Tutte le capacità di questa pagina partono da un'ipotesi deliberatamente prudente: una pista ciclabile di superficie ordinaria. Il tunnel non ha però né pedoni, né semafori rossi, né incroci; accoglie la bicicletta elettrica e impone una velocità minima. Ciascuno di questi fattori non fa che aumentare i numeri qui sotto. Sono dei minimi garantiti, non dei massimi.
Due domande, due scale. Quante biciclette passano su un tratto ogni ora? E quante persone può spostare in un'ora l'intera rete di 150 km? Rispondiamo a entrambe con le formule, poi le confrontiamo con ciò che si misura realmente nelle città ciclabili del mondo.

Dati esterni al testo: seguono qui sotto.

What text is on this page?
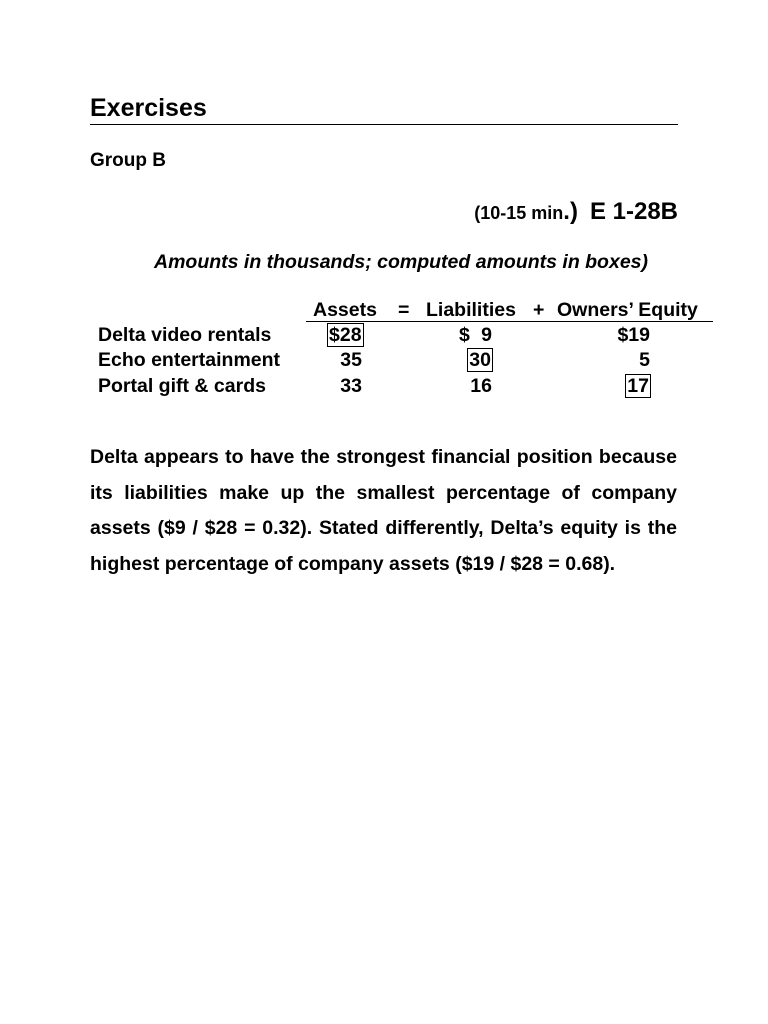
Exercises
Group B
(10-15 min.) E 1-28B
Amounts in thousands; computed amounts in boxes)
Assets = Liabilities + Owners’ Equity
Delta video rentals	$28	$ 9	$19
Echo entertainment	35	30	5
Portal gift & cards	33	16	17

Delta appears to have the strongest financial position because its liabilities make up the smallest percentage of company assets ($9 / $28 = 0.32). Stated differently, Delta’s equity is the highest percentage of company assets ($19 / $28 = 0.68).
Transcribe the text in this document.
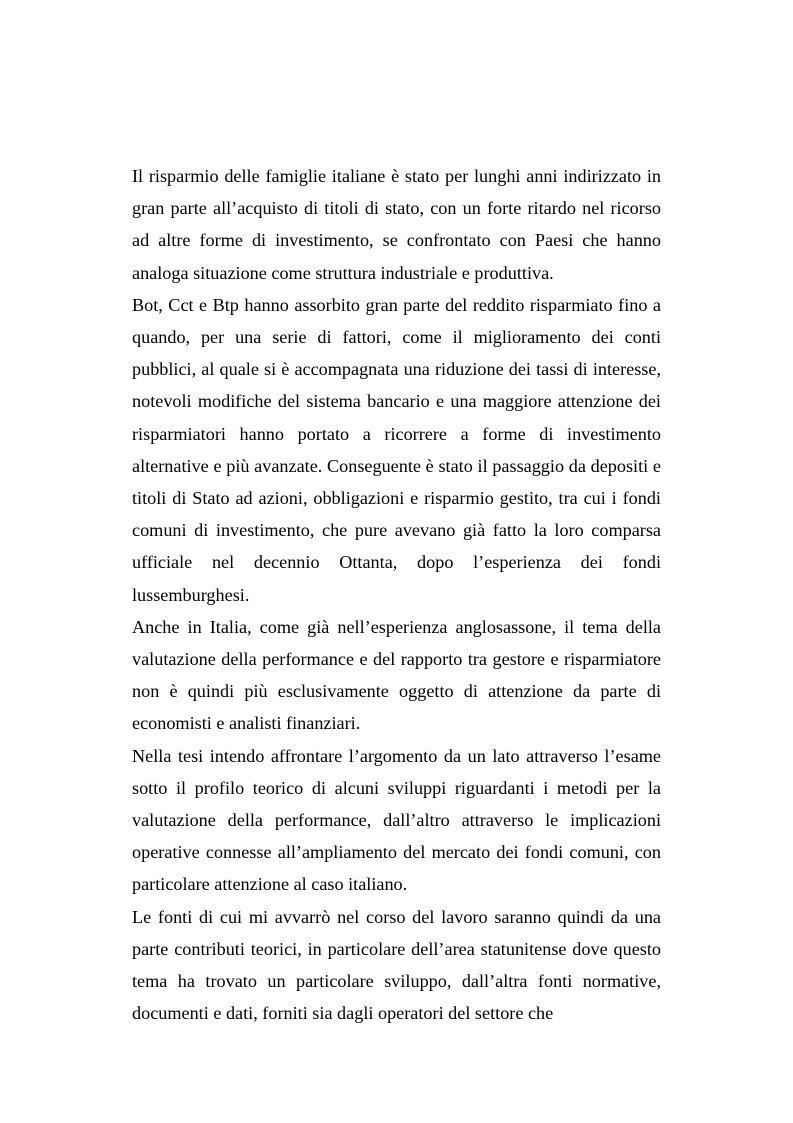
Il risparmio delle famiglie italiane è stato per lunghi anni indirizzato in gran parte all’acquisto di titoli di stato, con un forte ritardo nel ricorso ad altre forme di investimento, se confrontato con Paesi che hanno analoga situazione come struttura industriale e produttiva.

Bot, Cct e Btp hanno assorbito gran parte del reddito risparmiato fino a quando, per una serie di fattori, come il miglioramento dei conti pubblici, al quale si è accompagnata una riduzione dei tassi di interesse, notevoli modifiche del sistema bancario e una maggiore attenzione dei risparmiatori hanno portato a ricorrere a forme di investimento alternative e più avanzate. Conseguente è stato il passaggio da depositi e titoli di Stato ad azioni, obbligazioni e risparmio gestito, tra cui i fondi comuni di investimento, che pure avevano già fatto la loro comparsa ufficiale nel decennio Ottanta, dopo l’esperienza dei fondi lussemburghesi.

Anche in Italia, come già nell’esperienza anglosassone, il tema della valutazione della performance e del rapporto tra gestore e risparmiatore non è quindi più esclusivamente oggetto di attenzione da parte di economisti e analisti finanziari.

Nella tesi intendo affrontare l’argomento da un lato attraverso l’esame sotto il profilo teorico di alcuni sviluppi riguardanti i metodi per la valutazione della performance, dall’altro attraverso le implicazioni operative connesse all’ampliamento del mercato dei fondi comuni, con particolare attenzione al caso italiano.

Le fonti di cui mi avvarrò nel corso del lavoro saranno quindi da una parte contributi teorici, in particolare dell’area statunitense dove questo tema ha trovato un particolare sviluppo, dall’altra fonti normative, documenti e dati, forniti sia dagli operatori del settore che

A parità di larghezza, la bicicletta sposta molte più persone dell'auto. E il tunnel, liberato dagli attriti della superficie, si colloca nella parte alta della forbice mondiale — là dove una pista ordinaria resta limitata.
1. La portata di un tratto
Tutto parte dalla larghezza utile di un ciclista. Una bicicletta è larga da 60 a 75 cm; aggiungendo il margine di equilibrio, si conta circa 1,0 m per fila. La pista del tunnel misura 3,20 m, ovvero 1,6 m per senso: abbastanza per ospitare una fila confortevole con il suo margine di sorpasso.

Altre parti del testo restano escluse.